Machine learning on neutron, X-ray, and electron radiation probes for materials research

with Mingda Li, Class of 1947 Career Development Professor and Associate Professor of Nuclear Science and Engineering, MIT

Feb 17, 2023 10:10 AM

Modern radiation probes like neutron, X-ray, and electron beams have evolved into rapidly growing fields for material properties’ detection. With improved controllability and increased brightness, radiation probes are generating more data than ever and their interpretation could be a bottleneck for studying next-generation materials that could be of critical importance for nuclear industry and beyond.

In this seminar, we showcase how machine learning could address the challenges of radiation-based materials measurements from a multi-facet perspective. As a starter, we show that radiation detection can be improved with fewer pixels if machine learning is applied to the detector array readings for directional mapping and radioactive source localization [1]. Second, we show that by transforming the neutron data from original space to a latent space, it can reach super-resolution to better resolve some nuanced effect in materials [2]. Third, given the importance of thermal transport in nuclear engineering, we show that it is possible to learn the hidden thermal transport in materials with unprecedented details, if integrating machine learning with experiments [3]. Finally, since alloys are crucial for nuclear structural materials, we show that it is possible to use machine learning to learn the alloy phonon structures directly, which can be considered challenging to compute through conventional approaches [4]. We highlight the importance of the representations and envision a few problems in radiation science that can benefit from machine learning [5].

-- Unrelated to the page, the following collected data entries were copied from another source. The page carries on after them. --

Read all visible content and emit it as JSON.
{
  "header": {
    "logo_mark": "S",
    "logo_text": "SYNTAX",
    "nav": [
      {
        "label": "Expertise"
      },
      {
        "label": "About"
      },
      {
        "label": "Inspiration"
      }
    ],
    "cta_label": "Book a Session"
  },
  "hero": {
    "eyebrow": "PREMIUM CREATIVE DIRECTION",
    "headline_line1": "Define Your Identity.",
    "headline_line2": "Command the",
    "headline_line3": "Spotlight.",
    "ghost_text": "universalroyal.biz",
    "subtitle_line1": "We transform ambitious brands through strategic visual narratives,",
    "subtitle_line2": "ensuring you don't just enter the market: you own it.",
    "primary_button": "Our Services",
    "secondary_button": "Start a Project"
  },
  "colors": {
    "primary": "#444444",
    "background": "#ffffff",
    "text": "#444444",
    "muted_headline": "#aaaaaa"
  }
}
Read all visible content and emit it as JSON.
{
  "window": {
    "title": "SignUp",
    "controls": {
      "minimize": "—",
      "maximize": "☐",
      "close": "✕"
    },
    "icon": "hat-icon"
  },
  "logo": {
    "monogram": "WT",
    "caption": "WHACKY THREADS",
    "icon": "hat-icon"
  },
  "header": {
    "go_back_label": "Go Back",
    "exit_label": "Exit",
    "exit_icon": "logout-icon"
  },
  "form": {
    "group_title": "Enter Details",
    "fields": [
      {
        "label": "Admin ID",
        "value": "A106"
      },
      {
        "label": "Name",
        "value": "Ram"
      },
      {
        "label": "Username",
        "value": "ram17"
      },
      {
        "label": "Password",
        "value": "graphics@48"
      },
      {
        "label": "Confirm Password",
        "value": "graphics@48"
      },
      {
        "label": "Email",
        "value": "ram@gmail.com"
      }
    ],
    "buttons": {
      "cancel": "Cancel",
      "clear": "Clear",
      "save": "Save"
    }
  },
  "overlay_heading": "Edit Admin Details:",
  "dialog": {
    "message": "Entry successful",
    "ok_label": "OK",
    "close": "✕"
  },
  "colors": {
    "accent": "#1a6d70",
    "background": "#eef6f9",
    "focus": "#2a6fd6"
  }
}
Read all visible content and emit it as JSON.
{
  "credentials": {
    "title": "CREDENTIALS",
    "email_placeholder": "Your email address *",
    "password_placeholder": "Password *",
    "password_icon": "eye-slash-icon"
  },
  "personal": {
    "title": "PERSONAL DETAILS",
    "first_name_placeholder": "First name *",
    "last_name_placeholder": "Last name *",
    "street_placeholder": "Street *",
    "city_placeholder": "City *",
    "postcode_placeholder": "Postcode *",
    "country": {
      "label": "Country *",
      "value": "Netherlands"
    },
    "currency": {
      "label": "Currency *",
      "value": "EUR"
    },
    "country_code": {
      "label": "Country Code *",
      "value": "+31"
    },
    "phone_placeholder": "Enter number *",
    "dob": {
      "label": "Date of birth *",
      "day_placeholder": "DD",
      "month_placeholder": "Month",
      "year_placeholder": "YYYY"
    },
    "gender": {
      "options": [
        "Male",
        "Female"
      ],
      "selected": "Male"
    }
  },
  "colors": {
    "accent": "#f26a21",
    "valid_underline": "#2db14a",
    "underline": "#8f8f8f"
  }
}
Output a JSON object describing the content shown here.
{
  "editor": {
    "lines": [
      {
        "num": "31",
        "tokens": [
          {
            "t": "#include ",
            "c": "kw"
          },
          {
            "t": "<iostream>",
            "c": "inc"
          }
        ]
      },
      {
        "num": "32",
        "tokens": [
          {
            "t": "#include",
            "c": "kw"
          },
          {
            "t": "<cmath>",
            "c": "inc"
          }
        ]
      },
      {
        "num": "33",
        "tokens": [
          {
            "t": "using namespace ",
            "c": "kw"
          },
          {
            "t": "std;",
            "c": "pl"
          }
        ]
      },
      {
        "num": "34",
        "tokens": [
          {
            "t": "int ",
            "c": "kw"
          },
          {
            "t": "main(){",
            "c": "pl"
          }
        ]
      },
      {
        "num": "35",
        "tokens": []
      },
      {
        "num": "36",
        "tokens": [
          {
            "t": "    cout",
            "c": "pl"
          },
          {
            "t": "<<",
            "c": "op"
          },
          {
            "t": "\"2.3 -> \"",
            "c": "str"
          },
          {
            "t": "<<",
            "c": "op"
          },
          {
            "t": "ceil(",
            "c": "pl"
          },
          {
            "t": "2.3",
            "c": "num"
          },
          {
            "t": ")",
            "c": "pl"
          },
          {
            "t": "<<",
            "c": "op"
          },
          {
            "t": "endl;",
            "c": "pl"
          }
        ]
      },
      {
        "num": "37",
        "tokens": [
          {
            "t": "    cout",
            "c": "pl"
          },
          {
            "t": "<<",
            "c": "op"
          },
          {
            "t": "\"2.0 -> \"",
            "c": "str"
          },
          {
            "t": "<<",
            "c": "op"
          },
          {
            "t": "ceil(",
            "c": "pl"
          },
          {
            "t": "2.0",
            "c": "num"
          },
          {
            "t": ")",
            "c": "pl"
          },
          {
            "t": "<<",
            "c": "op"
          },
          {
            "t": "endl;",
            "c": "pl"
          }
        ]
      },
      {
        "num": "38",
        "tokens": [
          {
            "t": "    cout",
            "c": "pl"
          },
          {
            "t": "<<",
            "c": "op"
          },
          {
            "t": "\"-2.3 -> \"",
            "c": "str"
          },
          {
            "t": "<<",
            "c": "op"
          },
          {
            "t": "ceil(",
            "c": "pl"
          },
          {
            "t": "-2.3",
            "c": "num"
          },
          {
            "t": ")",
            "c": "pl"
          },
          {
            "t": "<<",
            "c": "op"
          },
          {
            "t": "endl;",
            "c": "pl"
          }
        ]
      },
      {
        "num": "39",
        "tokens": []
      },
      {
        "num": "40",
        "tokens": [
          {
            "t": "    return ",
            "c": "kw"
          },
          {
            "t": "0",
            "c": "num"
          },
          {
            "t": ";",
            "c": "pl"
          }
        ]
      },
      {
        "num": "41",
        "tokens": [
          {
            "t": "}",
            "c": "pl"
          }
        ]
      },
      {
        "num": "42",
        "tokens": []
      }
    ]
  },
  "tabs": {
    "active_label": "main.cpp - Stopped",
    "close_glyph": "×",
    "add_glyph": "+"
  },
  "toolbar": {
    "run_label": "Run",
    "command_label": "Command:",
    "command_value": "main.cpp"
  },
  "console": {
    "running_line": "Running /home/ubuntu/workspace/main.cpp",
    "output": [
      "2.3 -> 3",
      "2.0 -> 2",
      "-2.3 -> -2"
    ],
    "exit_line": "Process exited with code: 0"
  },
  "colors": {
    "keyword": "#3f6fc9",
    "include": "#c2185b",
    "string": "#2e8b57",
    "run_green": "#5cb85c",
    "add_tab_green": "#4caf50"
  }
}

[1] To be posted on arXiv by the Seminar date.
[2] N Andrejevic et al, "Elucidating proximity magnetism through polarized neutron reflectometry and machine learning", App. Phys. Rev. 9, 011421 (2022).
[3] Z Chen et al., "Panoramic mapping of phonon transport from ultrafast electron diffraction and machine learning", Advanced Materials 2206997 (2022).
[4] https://arxiv.org/abs/2301.02197 (Under Revision)
[5] Machine Learning on Neutron and X-Ray Scattering", Chem. Phys. Rev. 2, 031301 (2021)

Mingda Li is the Class of 1947 Career Development Professor and an Associate Professor of Nuclear Science and Engineering at MIT. He completed his BS in Engineering Physics at Tsinghua University in 2009, PhD in MIT Nuclear Science and Engineering in 2015, and postdoc at MIT Mechanical Engineering. He joined back the department as an Assistant Professor in 2018. His research includes new metrology design of quantum materials, disordered materials, and thermal transport process.